Comment Dieu parle-t-il ? C’est en langage d’homme que Dieu a parlé et s’est révélé. Depuis Vatican II et la constitution Dei Verbum nous découvrons les apports précieux des recherches des exégètes et les nuances entre les différentes traductions de la Bible. Grâce à un choix de textes bibliques différents selon les années, les chrétiens ont pu approfondir leur compréhension de la Parole de Dieu, et développer « une foi en quête d’intelligence et de compréhension » comme le préconisait déjà saint Anselme de Canterbury (1033-1109).

 Le rapport entre Bible et liturgie

Depuis Vatican II, nous sommes donc invités à lire chaque année un des trois Évangiles synoptiques. Pour l’année A, c’est l’Évangile selon saint Matthieu, l’année B (Marc) et l’année C (Luc). L’Évangile selon saint Jean est lu plus spécialement lors des fêtes, durant toutes les années liturgiques. Il présente en effet des caractères distincts, qui en font un évangile à part. Le cycle des années A,B et C se répètent tous les 3 ans.

2014-2015 : année B

2015 -2016 : année C

2016-2017 : année A

2017 -2018 : année B

2018-2019 : année C

L’année liturgique ne commence pas avec l’année civile mais avec le premier Dimanche de l’Avent. Après le premier temps fort (Avent-Noël) viennent une première série de Dimanches du Temps ordinaire. Vient alors le deuxième Temps fort (Carême  -Pâques-Pentecôte), et enfin la suite des Dimanches du Temps ordinaire.

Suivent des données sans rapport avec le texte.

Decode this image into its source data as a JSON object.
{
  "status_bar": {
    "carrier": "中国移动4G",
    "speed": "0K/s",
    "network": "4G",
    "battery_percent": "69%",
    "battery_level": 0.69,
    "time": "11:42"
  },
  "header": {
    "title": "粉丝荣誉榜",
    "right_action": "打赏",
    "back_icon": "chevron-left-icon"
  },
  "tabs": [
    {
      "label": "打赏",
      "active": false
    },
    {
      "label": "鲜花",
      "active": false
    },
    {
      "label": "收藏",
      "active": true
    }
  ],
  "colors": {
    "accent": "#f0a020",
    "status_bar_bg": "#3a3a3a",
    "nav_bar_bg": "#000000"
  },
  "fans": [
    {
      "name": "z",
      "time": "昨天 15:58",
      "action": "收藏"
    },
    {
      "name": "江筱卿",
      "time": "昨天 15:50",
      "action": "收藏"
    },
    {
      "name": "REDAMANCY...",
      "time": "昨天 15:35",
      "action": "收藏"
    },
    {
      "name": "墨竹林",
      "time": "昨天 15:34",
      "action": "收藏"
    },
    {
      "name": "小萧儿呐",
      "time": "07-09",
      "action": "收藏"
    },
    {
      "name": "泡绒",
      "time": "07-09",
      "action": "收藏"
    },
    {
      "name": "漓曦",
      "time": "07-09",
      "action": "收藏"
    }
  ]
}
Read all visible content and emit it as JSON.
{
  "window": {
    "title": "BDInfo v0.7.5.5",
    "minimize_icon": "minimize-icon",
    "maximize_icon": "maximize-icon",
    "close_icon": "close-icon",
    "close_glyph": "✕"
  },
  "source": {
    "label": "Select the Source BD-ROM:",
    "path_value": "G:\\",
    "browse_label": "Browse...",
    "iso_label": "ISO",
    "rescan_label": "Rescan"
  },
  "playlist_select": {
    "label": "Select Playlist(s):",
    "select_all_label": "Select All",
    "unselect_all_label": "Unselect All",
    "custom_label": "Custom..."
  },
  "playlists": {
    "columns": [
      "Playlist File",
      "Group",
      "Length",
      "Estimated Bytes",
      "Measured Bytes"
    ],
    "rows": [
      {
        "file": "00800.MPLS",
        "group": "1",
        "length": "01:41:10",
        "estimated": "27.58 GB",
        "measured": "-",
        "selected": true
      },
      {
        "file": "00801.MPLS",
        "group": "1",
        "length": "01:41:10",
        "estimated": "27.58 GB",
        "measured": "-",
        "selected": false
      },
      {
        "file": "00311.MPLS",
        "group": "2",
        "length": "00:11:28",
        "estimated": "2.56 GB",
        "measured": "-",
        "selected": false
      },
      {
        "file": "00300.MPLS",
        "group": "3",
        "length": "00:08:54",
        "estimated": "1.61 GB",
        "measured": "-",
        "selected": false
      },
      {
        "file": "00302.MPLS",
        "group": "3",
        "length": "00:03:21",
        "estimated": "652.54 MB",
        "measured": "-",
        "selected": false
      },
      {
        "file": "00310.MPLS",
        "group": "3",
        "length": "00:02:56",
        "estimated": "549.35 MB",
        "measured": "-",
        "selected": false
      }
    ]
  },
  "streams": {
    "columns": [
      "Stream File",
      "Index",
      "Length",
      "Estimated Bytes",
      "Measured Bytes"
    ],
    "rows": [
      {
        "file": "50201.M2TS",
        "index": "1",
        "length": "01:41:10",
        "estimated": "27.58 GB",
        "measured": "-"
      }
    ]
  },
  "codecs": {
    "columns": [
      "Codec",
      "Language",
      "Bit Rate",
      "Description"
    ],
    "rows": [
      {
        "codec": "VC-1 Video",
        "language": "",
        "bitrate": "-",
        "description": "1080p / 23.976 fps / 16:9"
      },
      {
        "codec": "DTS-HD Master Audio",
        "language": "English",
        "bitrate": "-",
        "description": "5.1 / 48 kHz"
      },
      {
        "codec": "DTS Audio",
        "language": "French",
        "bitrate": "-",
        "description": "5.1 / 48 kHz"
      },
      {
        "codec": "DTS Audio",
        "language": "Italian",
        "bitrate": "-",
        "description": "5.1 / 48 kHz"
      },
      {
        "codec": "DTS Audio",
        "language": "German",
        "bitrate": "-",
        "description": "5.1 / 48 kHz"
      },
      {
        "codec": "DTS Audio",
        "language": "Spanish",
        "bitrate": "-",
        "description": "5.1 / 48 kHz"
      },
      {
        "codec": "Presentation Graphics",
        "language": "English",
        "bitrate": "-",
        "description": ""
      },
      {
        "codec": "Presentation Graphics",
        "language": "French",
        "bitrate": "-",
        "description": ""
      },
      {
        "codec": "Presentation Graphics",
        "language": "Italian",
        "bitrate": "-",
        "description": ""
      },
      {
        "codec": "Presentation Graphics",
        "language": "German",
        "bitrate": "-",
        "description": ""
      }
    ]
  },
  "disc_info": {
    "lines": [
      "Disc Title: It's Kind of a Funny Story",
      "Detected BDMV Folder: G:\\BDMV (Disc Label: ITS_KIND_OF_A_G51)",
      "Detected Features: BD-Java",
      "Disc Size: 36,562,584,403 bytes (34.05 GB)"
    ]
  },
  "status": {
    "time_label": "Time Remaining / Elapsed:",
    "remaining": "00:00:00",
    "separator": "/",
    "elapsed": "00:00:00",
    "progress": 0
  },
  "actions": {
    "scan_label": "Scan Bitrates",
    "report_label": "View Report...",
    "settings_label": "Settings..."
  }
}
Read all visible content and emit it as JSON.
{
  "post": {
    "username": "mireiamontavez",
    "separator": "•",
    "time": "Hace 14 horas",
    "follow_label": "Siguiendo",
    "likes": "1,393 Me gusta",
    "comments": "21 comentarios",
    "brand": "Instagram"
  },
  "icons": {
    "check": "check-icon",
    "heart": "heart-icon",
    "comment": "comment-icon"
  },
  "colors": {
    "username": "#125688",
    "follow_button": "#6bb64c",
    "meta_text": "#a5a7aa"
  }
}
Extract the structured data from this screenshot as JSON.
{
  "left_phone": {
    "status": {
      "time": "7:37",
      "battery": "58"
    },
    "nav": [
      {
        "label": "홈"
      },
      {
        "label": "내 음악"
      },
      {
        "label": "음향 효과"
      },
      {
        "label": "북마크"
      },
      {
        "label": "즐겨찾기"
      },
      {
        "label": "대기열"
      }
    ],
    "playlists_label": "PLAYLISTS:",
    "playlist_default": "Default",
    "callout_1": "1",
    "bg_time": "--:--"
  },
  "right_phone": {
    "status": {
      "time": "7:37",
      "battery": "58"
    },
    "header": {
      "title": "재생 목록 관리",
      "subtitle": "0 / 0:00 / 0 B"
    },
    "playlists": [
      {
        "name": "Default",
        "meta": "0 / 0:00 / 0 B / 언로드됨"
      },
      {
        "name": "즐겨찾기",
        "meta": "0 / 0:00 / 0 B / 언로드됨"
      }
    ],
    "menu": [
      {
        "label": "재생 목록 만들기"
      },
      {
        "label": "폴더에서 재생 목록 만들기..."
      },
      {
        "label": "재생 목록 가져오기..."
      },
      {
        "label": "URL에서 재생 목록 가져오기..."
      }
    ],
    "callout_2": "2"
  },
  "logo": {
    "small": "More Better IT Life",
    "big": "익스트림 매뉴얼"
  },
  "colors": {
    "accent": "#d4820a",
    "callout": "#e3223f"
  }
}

Pour chaque dimanche de l’année, trois lectures sont prévues : la première est tirée de l’Ancien Testament ; la seconde est un passage d’une lettre apostolique (principalement de Paul) ; la troisième est l’Evangile du dimanche et c’est ce dernier qui donne la tonalité à la liturgie du jour.

Il y a un lien voulu entre le texte de l’Evangile et le passage de l’Ancien Testament qui a été choisi comme première lecture, en revanche, il n’existe, en général, pas de lien entre la deuxième lecture et les deux autres. Pour les grandes fêtes, les trois textes se répondent, par contre pour le carême  , il n’y a pas de lien évident entre l’ Evangile et le texte de l’Ancien Testament.

En reformulant la notion de Révélation divine, le Concile Vatican II a d’abord voulu rappeler que toute vie chrétienne est d’abord une écoute de la parole de Dieu.